Harry Dexter White n’était que l’assistant du Secrétaire au Trésor et Président de la Conférence, Henry Morgenthau Jr. Mais l’histoire a davantage retenu son nom que celui de son Ministre, ami intime du couple Roosevelt. White s’était très vite imposé comme l’inspirateur du nouveau système monétaire international que les Etats-Unis fonderaient sur les décombres de l’ancien étalon-or.

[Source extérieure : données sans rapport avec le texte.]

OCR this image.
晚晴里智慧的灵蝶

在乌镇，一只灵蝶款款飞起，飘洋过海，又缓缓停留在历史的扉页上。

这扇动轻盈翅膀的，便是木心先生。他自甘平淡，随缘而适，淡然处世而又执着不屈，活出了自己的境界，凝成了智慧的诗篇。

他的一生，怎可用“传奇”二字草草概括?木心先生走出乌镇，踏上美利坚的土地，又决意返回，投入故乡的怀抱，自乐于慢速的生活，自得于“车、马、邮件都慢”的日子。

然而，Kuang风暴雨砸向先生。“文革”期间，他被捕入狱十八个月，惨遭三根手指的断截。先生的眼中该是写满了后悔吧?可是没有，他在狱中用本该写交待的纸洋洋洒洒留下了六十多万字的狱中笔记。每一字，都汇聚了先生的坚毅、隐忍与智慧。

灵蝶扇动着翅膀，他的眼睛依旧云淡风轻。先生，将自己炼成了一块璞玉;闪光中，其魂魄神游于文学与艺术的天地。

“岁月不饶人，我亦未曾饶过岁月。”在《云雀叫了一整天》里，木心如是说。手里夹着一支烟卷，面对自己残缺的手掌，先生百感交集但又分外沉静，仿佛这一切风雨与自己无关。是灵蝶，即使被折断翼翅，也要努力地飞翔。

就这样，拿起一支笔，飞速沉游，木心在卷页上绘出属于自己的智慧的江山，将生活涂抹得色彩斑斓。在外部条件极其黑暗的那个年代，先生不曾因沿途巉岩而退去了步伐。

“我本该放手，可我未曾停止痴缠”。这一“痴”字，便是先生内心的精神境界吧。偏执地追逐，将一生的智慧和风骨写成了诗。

Dès 1943, le « plan White » s’oppose au plus ambitieux « plan Keynes », mais tous les deux reconnaissent la nécessité de créer une organisation internationale dans le cadre des Nations Unies plus chères d’ailleurs à Roosevelt qu’à Churchill….

White est le grand vainqueur de Bretton Woods et, en quittant le Mount Washington Hotel qui accueillait la Conférence, tous les participants étaient convaincus qu’il serait le premier Directeur Général du FMI.

Non seulement, White ne sera pas désigné, mais les Etats-Unis se résigneront à nommer un Européen, le Belge Camille Gutt. Ils se satisferont de la Direction de la Banque Mondiale. Le fameux « accord tacite » vient de là.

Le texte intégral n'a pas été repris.